Steven works on our campaigns and influences government so they better represent people with complex disabilities. He takes a look at the scandal at Winterbourne View residential home 10 years on.
In June 2011, I, like many others, watched in horror as undercover footage for BBC Panorama showed the systematic abuse suffered by people living at Winterbourne View, a residential care home for people with learning disabilities near Bristol.
The undercover footage showed residents being slapped, having their hair pulled, being verbally abused and held down while forced to take medication. Although the support workers involved rightly faced prosecution, the scandal raised wider questions about the care of people with learning disabilities and/or autism that, 10 years on, haven’t been answered.
They promised lessons would be learnt following the uncovering of what was going on at Winterbourne View, and in 2012 the government launched an urgent review. They recognised that a hospital is not a home and promised to transfer 3,500 people in similar hospitals to community-based care. This meant that individuals could live closer to or at home while accessing support and services in their local area.

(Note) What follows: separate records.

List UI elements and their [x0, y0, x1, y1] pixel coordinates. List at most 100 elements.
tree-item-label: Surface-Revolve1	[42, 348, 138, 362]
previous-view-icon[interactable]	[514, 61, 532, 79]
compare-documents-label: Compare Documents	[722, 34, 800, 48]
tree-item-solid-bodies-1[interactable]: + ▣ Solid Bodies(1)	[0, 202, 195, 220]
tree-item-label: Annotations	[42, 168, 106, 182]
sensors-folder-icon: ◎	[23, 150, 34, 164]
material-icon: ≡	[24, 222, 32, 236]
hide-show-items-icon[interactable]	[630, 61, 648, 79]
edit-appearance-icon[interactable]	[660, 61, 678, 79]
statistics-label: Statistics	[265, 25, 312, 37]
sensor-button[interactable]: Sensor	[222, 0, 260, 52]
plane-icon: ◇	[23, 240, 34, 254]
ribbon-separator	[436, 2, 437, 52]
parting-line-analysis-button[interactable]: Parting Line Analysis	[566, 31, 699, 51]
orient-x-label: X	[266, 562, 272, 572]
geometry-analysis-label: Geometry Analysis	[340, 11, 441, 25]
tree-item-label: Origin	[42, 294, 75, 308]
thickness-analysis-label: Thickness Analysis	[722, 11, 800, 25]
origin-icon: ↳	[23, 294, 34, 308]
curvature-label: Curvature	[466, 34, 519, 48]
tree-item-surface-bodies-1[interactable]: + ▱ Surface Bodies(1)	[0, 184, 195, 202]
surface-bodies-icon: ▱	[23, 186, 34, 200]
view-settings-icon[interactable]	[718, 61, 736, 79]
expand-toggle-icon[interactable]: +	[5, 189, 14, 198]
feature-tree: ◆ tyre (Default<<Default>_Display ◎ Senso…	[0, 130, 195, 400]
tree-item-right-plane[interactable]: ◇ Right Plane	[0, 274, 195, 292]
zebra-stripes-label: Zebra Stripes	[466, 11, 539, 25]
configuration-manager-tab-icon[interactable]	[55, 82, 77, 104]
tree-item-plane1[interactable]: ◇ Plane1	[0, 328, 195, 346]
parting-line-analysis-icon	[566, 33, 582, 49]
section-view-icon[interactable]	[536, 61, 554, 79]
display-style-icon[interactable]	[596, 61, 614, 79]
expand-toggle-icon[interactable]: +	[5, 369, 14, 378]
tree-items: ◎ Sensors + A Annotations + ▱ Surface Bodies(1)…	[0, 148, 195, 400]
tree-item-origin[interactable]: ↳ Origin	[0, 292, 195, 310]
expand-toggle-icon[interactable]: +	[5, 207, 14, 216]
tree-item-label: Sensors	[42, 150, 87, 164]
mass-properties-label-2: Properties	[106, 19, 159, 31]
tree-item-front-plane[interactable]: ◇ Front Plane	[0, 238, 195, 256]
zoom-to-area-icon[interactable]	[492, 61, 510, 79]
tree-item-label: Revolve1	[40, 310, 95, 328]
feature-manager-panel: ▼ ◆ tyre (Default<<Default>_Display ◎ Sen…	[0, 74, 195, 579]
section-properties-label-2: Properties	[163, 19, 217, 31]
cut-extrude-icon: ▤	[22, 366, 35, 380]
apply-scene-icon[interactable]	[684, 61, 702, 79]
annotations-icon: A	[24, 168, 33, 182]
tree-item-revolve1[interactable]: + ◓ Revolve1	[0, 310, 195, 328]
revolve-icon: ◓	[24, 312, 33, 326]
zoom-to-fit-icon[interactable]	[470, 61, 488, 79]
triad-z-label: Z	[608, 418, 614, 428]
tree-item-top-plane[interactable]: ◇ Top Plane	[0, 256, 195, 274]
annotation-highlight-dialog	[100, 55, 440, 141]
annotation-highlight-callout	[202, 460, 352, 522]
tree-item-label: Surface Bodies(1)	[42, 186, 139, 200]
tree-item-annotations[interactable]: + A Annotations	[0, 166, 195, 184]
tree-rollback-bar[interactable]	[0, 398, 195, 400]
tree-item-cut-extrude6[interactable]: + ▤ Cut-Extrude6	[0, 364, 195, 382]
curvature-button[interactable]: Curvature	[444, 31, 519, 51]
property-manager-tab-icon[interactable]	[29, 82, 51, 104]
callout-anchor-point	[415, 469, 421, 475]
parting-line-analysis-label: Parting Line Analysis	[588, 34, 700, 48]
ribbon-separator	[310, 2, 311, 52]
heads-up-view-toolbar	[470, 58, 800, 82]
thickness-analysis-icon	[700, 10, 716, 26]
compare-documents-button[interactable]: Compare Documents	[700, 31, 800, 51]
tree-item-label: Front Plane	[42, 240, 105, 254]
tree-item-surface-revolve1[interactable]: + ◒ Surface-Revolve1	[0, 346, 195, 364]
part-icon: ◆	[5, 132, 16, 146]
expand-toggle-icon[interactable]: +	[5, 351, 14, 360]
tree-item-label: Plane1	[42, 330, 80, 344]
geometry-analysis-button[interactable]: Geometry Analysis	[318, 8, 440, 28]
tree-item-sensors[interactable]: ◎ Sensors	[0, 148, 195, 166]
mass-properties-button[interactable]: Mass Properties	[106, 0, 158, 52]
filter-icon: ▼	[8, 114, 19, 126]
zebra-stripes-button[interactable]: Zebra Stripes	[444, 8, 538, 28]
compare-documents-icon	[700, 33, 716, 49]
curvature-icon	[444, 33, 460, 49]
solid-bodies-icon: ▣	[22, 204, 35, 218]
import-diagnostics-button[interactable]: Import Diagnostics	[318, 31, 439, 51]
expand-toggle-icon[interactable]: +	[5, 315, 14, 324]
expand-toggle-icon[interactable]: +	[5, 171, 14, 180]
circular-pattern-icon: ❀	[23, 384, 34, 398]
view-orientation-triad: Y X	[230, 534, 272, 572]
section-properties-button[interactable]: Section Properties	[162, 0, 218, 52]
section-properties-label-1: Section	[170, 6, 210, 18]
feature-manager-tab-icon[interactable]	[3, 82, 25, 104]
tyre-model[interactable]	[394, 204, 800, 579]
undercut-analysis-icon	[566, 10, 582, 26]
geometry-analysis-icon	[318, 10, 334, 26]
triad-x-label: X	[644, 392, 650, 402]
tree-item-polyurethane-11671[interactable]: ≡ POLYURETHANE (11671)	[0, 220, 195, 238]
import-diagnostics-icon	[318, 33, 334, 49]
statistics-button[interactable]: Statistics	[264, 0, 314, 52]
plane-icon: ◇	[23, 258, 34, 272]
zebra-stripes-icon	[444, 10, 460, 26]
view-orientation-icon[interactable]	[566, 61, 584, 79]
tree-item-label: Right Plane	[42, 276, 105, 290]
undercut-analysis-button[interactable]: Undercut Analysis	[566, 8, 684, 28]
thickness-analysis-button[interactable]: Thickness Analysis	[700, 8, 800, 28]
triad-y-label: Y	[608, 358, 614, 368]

More care in the community is needed for people with learning disabilities
People with learning disabilities and/or autism should only be staying for long periods of time in hospitals or in-patient settings, in exceptional circumstances, such as for urgent mental health support. Speaking at the time, the Health Minister Norman Lamb promised a dramatic reduction in the number of people living in hospitals. He also said that many of the residents at Winterbourne View should not have been there in the first place and that this was the case across the country.
We need more action to make care delivered in the community a reality. While we’ve seen a recognition that care and support delivered in the community is more beneficial for individuals, we need to see greater action to make this a reality for all people with learning disabilities and/or autism.
In 2017, I watched Channel 4’s Dispatches programme about the issue. I watched with mounting dismay as it showed that people were still being held in hospitals or care homes that don’t meet their needs or, in some cases, even keep them safe.
In 2019, we heard the story of Bethany, an autistic teenager who was held ‘in a cell for two years’. She received no therapeutic care while in hospital.
Too many people remain in inappropriate residential settings or hospitals
Over 2,000 people remain in in-patient settings with over 60% of these people having been there for over two years. People in places like this are often a long way from family. They’re often at risk of receiving insufficient care.
I’m not suggesting that the kind of abuse we saw at Winterbourne View is prevalent — the majority of staff who work in such settings are dedicated and caring professionals. But we do need to see people with learning disabilities and/or autism supported to access the care they need in the community so they can live the lives they choose.
Good quality care and support, like the type Sense prides itself on, can stop people from being admitted to hospital in the first place. But more recognition and resource for these services is needed.
It’s a shocking indictment of our health and social care system, that ten years on from Winterbourne View, we are yet to see the change needed.